Phosphatidylinositol-specific phospholipase C from Bacillus cereus combines intrinsic phosphotransferase and cyclic phosphodiesterase activities: a 31P NMR study.

The inositol phosphate products formed during the cleavage of phosphatidylinositol by phosphatidylinositol-specific phospholipase C from Bacillus cereus were analyzed by 31P NMR. 31P NMR spectroscopy can distinguish between the inositol phosphate species and phosphatidylinositol.

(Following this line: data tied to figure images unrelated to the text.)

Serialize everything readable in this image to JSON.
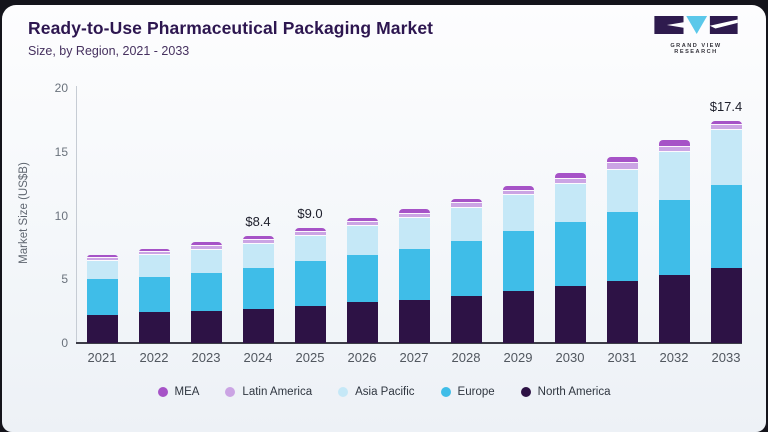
{
  "header": {
    "title": "Ready-to-Use Pharmaceutical Packaging Market",
    "subtitle": "Size, by Region, 2021 - 2033"
  },
  "logo": {
    "text": "GRAND VIEW RESEARCH",
    "dark_color": "#2e1b4e",
    "accent_color": "#5bc8ea"
  },
  "chart_data": {
    "type": "bar",
    "stacked": true,
    "title": "Ready-to-Use Pharmaceutical Packaging Market",
    "xlabel": "",
    "ylabel": "Market Size (US$B)",
    "ylim": [
      0,
      20
    ],
    "yticks": [
      0,
      5,
      10,
      15,
      20
    ],
    "grid": "off",
    "legend_position": "bottom",
    "categories": [
      "2021",
      "2022",
      "2023",
      "2024",
      "2025",
      "2026",
      "2027",
      "2028",
      "2029",
      "2030",
      "2031",
      "2032",
      "2033"
    ],
    "series": [
      {
        "name": "North America",
        "color": "#2d1245",
        "values": [
          2.2,
          2.4,
          2.5,
          2.7,
          2.9,
          3.2,
          3.4,
          3.7,
          4.1,
          4.5,
          4.9,
          5.3,
          5.9
        ]
      },
      {
        "name": "Europe",
        "color": "#3fbde8",
        "values": [
          2.8,
          2.8,
          3.0,
          3.2,
          3.5,
          3.7,
          4.0,
          4.3,
          4.7,
          5.0,
          5.4,
          5.9,
          6.5
        ]
      },
      {
        "name": "Asia Pacific",
        "color": "#c5e8f7",
        "values": [
          1.4,
          1.7,
          1.8,
          1.9,
          2.0,
          2.3,
          2.4,
          2.6,
          2.8,
          3.0,
          3.3,
          3.8,
          4.3
        ]
      },
      {
        "name": "Latin America",
        "color": "#cba4e4",
        "values": [
          0.25,
          0.25,
          0.3,
          0.3,
          0.3,
          0.3,
          0.35,
          0.35,
          0.35,
          0.4,
          0.5,
          0.4,
          0.4
        ]
      },
      {
        "name": "MEA",
        "color": "#a653c7",
        "values": [
          0.25,
          0.25,
          0.3,
          0.3,
          0.3,
          0.3,
          0.35,
          0.35,
          0.35,
          0.4,
          0.5,
          0.5,
          0.3
        ]
      }
    ],
    "totals": [
      6.9,
      7.4,
      7.9,
      8.4,
      9.0,
      9.8,
      10.5,
      11.3,
      12.3,
      13.3,
      14.6,
      15.9,
      17.4
    ],
    "bar_labels": {
      "2024": "$8.4",
      "2025": "$9.0",
      "2033": "$17.4"
    },
    "legend": [
      "MEA",
      "Latin America",
      "Asia Pacific",
      "Europe",
      "North America"
    ]
  }
}
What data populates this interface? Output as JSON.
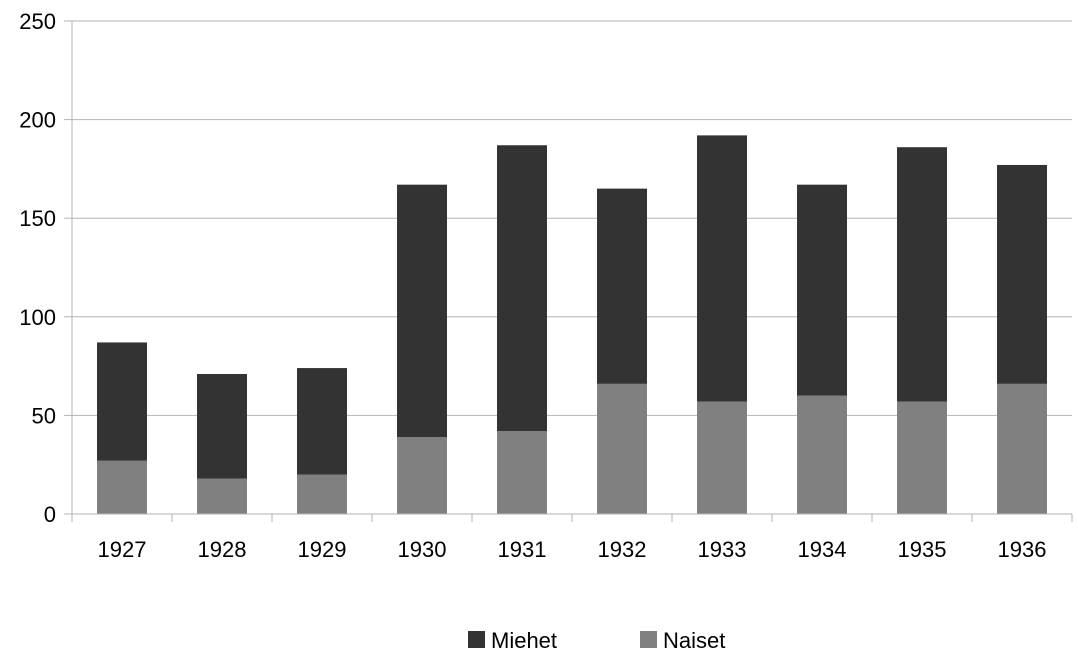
{
  "chart_data": {
    "type": "bar",
    "stacked": true,
    "categories": [
      "1927",
      "1928",
      "1929",
      "1930",
      "1931",
      "1932",
      "1933",
      "1934",
      "1935",
      "1936"
    ],
    "series": [
      {
        "name": "Naiset",
        "color": "#808080",
        "values": [
          27,
          18,
          20,
          39,
          42,
          66,
          57,
          60,
          57,
          66
        ]
      },
      {
        "name": "Miehet",
        "color": "#333333",
        "values": [
          60,
          53,
          54,
          128,
          145,
          99,
          135,
          107,
          129,
          111
        ]
      }
    ],
    "legend_order": [
      "Miehet",
      "Naiset"
    ],
    "yticks": [
      "0",
      "50",
      "100",
      "150",
      "200",
      "250"
    ],
    "ylim": [
      0,
      250
    ],
    "title": "",
    "xlabel": "",
    "ylabel": "",
    "grid": true,
    "legend_position": "bottom"
  }
}
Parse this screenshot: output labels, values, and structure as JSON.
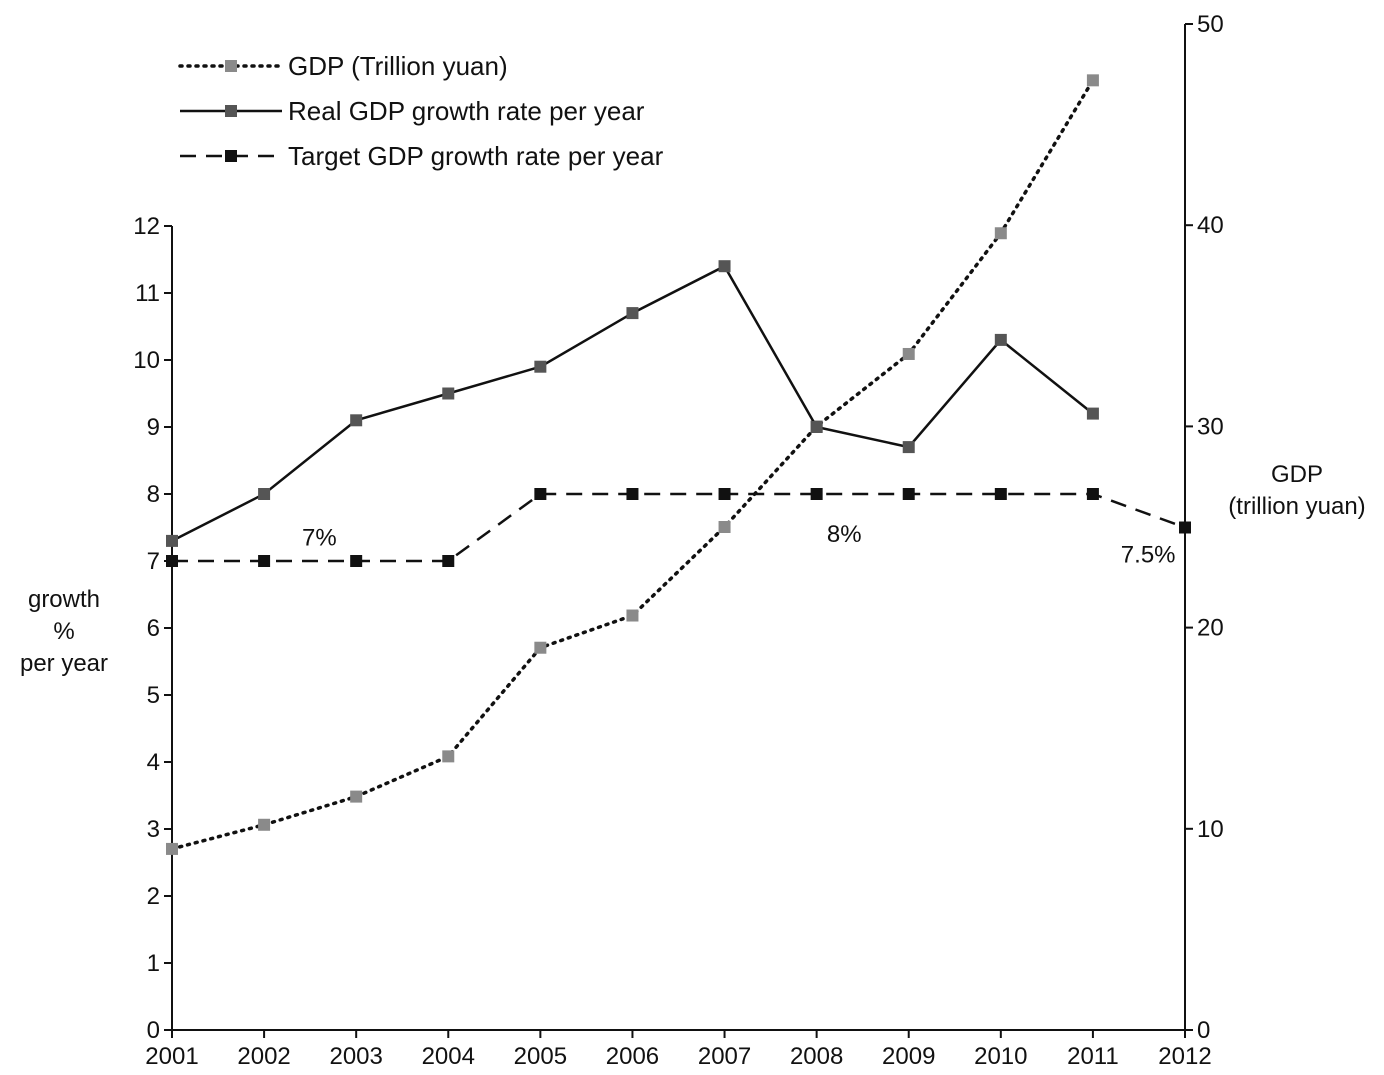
{
  "chart_data": {
    "type": "line",
    "x": [
      "2001",
      "2002",
      "2003",
      "2004",
      "2005",
      "2006",
      "2007",
      "2008",
      "2009",
      "2010",
      "2011",
      "2012"
    ],
    "left_axis": {
      "label_lines": [
        "growth",
        "%",
        "per year"
      ],
      "range": [
        0,
        12
      ],
      "ticks": [
        "0",
        "1",
        "2",
        "3",
        "4",
        "5",
        "6",
        "7",
        "8",
        "9",
        "10",
        "11",
        "12"
      ]
    },
    "right_axis": {
      "label_lines": [
        "GDP",
        "(trillion yuan)"
      ],
      "range": [
        0,
        50
      ],
      "ticks": [
        "0",
        "10",
        "20",
        "30",
        "40",
        "50"
      ]
    },
    "series": [
      {
        "name": "GDP (Trillion yuan)",
        "axis": "right",
        "style": "dotted",
        "marker_color": "#8a8a8a",
        "line_color": "#111111",
        "values": [
          9.0,
          10.2,
          11.6,
          13.6,
          19.0,
          20.6,
          25.0,
          30.0,
          33.6,
          39.6,
          47.2,
          null
        ]
      },
      {
        "name": "Real GDP growth rate per year",
        "axis": "left",
        "style": "solid",
        "marker_color": "#555555",
        "line_color": "#111111",
        "values": [
          7.3,
          8.0,
          9.1,
          9.5,
          9.9,
          10.7,
          11.4,
          9.0,
          8.7,
          10.3,
          9.2,
          null
        ]
      },
      {
        "name": "Target GDP growth rate per year",
        "axis": "left",
        "style": "dashed",
        "marker_color": "#111111",
        "line_color": "#111111",
        "values": [
          7.0,
          7.0,
          7.0,
          7.0,
          8.0,
          8.0,
          8.0,
          8.0,
          8.0,
          8.0,
          8.0,
          7.5
        ]
      }
    ],
    "annotations": [
      {
        "text": "7%",
        "x": "2002.6",
        "y": 7.35
      },
      {
        "text": "8%",
        "x": "2008.3",
        "y": 7.4
      },
      {
        "text": "7.5%",
        "x": "2011.6",
        "y": 7.1
      }
    ],
    "legend_position": "top-left",
    "grid": false
  }
}
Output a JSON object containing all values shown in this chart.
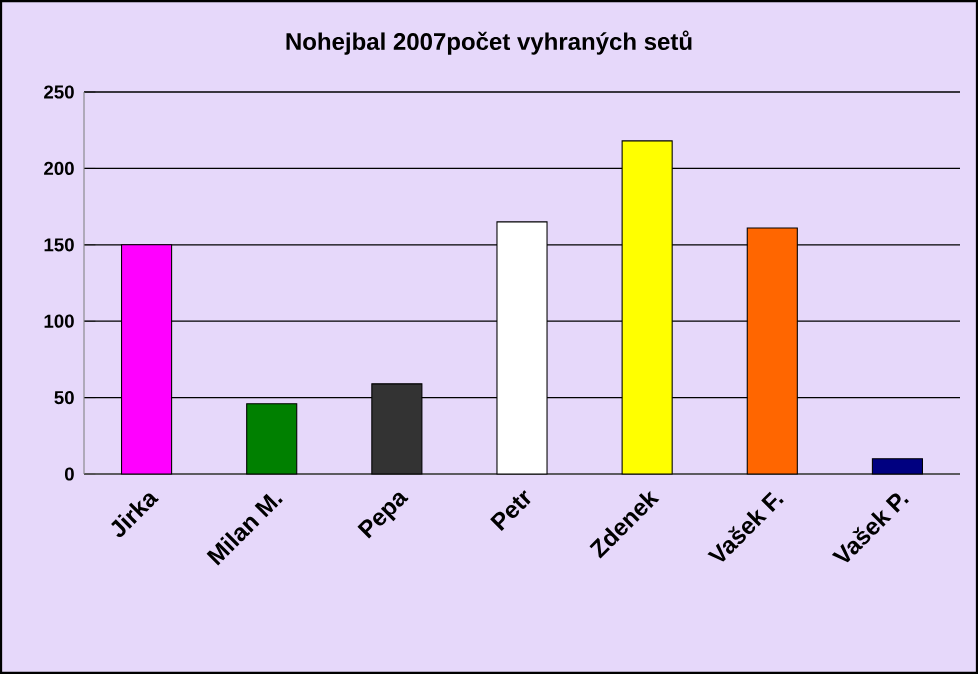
{
  "chart_data": {
    "type": "bar",
    "title": "Nohejbal 2007počet vyhraných setů",
    "categories": [
      "Jirka",
      "Milan M.",
      "Pepa",
      "Petr",
      "Zdenek",
      "Vašek F.",
      "Vašek P."
    ],
    "values": [
      150,
      46,
      59,
      165,
      218,
      161,
      10
    ],
    "colors": [
      "#ff00ff",
      "#008000",
      "#333333",
      "#ffffff",
      "#ffff00",
      "#ff6600",
      "#000080"
    ],
    "ylim": [
      0,
      250
    ],
    "yticks": [
      0,
      50,
      100,
      150,
      200,
      250
    ],
    "grid": "y"
  }
}
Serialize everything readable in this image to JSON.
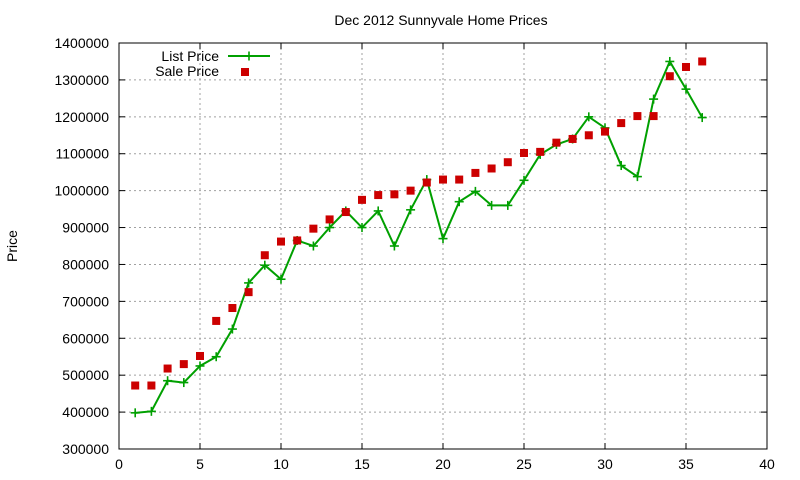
{
  "chart_data": {
    "type": "line",
    "title": "Dec 2012 Sunnyvale Home Prices",
    "xlabel": "",
    "ylabel": "Price",
    "xlim": [
      0,
      40
    ],
    "ylim": [
      300000,
      1400000
    ],
    "x_ticks": [
      0,
      5,
      10,
      15,
      20,
      25,
      30,
      35,
      40
    ],
    "y_ticks": [
      300000,
      400000,
      500000,
      600000,
      700000,
      800000,
      900000,
      1000000,
      1100000,
      1200000,
      1300000,
      1400000
    ],
    "grid": true,
    "legend_position": "top-left",
    "series": [
      {
        "name": "List Price",
        "style": "line with plus markers",
        "color": "#00a000",
        "points": [
          [
            1,
            398000
          ],
          [
            2,
            402000
          ],
          [
            3,
            485000
          ],
          [
            4,
            480000
          ],
          [
            5,
            525000
          ],
          [
            6,
            550000
          ],
          [
            7,
            625000
          ],
          [
            8,
            750000
          ],
          [
            9,
            798000
          ],
          [
            10,
            760000
          ],
          [
            11,
            865000
          ],
          [
            12,
            850000
          ],
          [
            13,
            900000
          ],
          [
            14,
            945000
          ],
          [
            15,
            900000
          ],
          [
            16,
            945000
          ],
          [
            17,
            850000
          ],
          [
            18,
            948000
          ],
          [
            19,
            1030000
          ],
          [
            20,
            870000
          ],
          [
            21,
            970000
          ],
          [
            22,
            998000
          ],
          [
            23,
            960000
          ],
          [
            24,
            960000
          ],
          [
            25,
            1028000
          ],
          [
            26,
            1098000
          ],
          [
            27,
            1125000
          ],
          [
            28,
            1140000
          ],
          [
            29,
            1200000
          ],
          [
            30,
            1170000
          ],
          [
            31,
            1068000
          ],
          [
            32,
            1038000
          ],
          [
            33,
            1248000
          ],
          [
            34,
            1350000
          ],
          [
            35,
            1275000
          ],
          [
            36,
            1198000
          ]
        ]
      },
      {
        "name": "Sale Price",
        "style": "square markers",
        "color": "#cc0000",
        "points": [
          [
            1,
            472000
          ],
          [
            2,
            472000
          ],
          [
            3,
            518000
          ],
          [
            4,
            530000
          ],
          [
            5,
            552000
          ],
          [
            6,
            647000
          ],
          [
            7,
            682000
          ],
          [
            8,
            725000
          ],
          [
            9,
            825000
          ],
          [
            10,
            862000
          ],
          [
            11,
            865000
          ],
          [
            12,
            897000
          ],
          [
            13,
            922000
          ],
          [
            14,
            942000
          ],
          [
            15,
            975000
          ],
          [
            16,
            988000
          ],
          [
            17,
            990000
          ],
          [
            18,
            1000000
          ],
          [
            19,
            1022000
          ],
          [
            20,
            1030000
          ],
          [
            21,
            1030000
          ],
          [
            22,
            1048000
          ],
          [
            23,
            1060000
          ],
          [
            24,
            1077000
          ],
          [
            25,
            1102000
          ],
          [
            26,
            1105000
          ],
          [
            27,
            1130000
          ],
          [
            28,
            1140000
          ],
          [
            29,
            1150000
          ],
          [
            30,
            1160000
          ],
          [
            31,
            1183000
          ],
          [
            32,
            1202000
          ],
          [
            33,
            1202000
          ],
          [
            34,
            1310000
          ],
          [
            35,
            1335000
          ],
          [
            36,
            1350000
          ]
        ]
      }
    ]
  }
}
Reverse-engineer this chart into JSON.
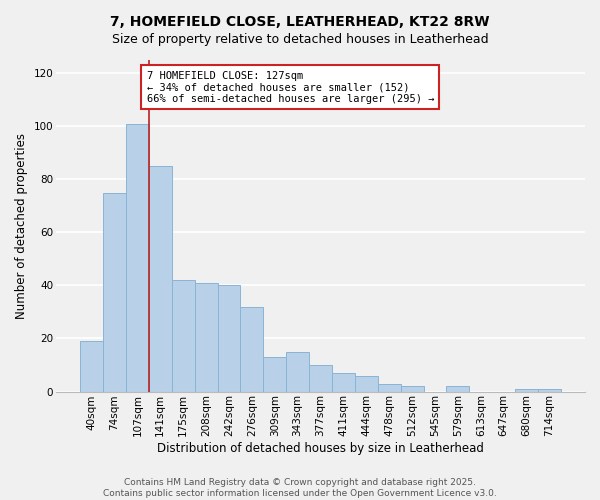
{
  "title_line1": "7, HOMEFIELD CLOSE, LEATHERHEAD, KT22 8RW",
  "title_line2": "Size of property relative to detached houses in Leatherhead",
  "xlabel": "Distribution of detached houses by size in Leatherhead",
  "ylabel": "Number of detached properties",
  "categories": [
    "40sqm",
    "74sqm",
    "107sqm",
    "141sqm",
    "175sqm",
    "208sqm",
    "242sqm",
    "276sqm",
    "309sqm",
    "343sqm",
    "377sqm",
    "411sqm",
    "444sqm",
    "478sqm",
    "512sqm",
    "545sqm",
    "579sqm",
    "613sqm",
    "647sqm",
    "680sqm",
    "714sqm"
  ],
  "values": [
    19,
    75,
    101,
    85,
    42,
    41,
    40,
    32,
    13,
    15,
    10,
    7,
    6,
    3,
    2,
    0,
    2,
    0,
    0,
    1,
    1
  ],
  "bar_color": "#b8d0e8",
  "bar_edge_color": "#8ab4d4",
  "vline_color": "#bb2222",
  "vline_x": 2.5,
  "annotation_text": "7 HOMEFIELD CLOSE: 127sqm\n← 34% of detached houses are smaller (152)\n66% of semi-detached houses are larger (295) →",
  "annotation_box_facecolor": "#ffffff",
  "annotation_border_color": "#cc2222",
  "ylim": [
    0,
    125
  ],
  "yticks": [
    0,
    20,
    40,
    60,
    80,
    100,
    120
  ],
  "footer_line1": "Contains HM Land Registry data © Crown copyright and database right 2025.",
  "footer_line2": "Contains public sector information licensed under the Open Government Licence v3.0.",
  "bg_color": "#f0f0f0",
  "grid_color": "#ffffff",
  "title_fontsize": 10,
  "subtitle_fontsize": 9,
  "axis_label_fontsize": 8.5,
  "tick_fontsize": 7.5,
  "annotation_fontsize": 7.5,
  "footer_fontsize": 6.5
}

Chemical shift values (with reference to phosphoric acid) observed are 0.41, 3.62, 4.45, and 16.30 ppm for phosphatidylinositol, myo-inositol 1-monophosphate, myo-inositol 2-monophosphate, and myo-inositol 1,2-cyclic monophosphate, respectively. It is shown that under a variety of experimental conditions this phospholipase C cleaves phosphatidylinositol via an intramolecular phosphotransfer reaction producing diacylglycerol and D-myo-inositol 1,2-cyclic monophosphate. We also report the new and unexpected observation that the phosphatidylinositol-specific phospholipase C from B. cereus is able to hydrolyze the inositol cyclic phosphate to form D-myo-inositol 1-monophosphate. The enzyme, therefore, possesses phosphotransferase and cyclic phosphodiesterase activities. The second reaction requires thousandfold higher enzyme concentrations to be observed by 31P NMR. This reaction was shown to be regiospecific in that only the 1-phosphate was produced and stereospecific in that only D-myo-inositol 1,2-cyclic monophosphate was hydrolyzed. Inhibition with a monoclonal antibody specific for the B. cereus phospholipase C showed that the cyclic phosphodiesterase activity is intrinsic to the bacterial enzyme. We propose a two-step mechanism for the phosphatidyl-inositol-specific phospholipase C from B. cereus involving sequential phosphotransferase and cyclic phosphodiesterase activities. This mechanism bears a resemblance to the well-known two-step mechanism of pancreatic ribonuclease, RNase A.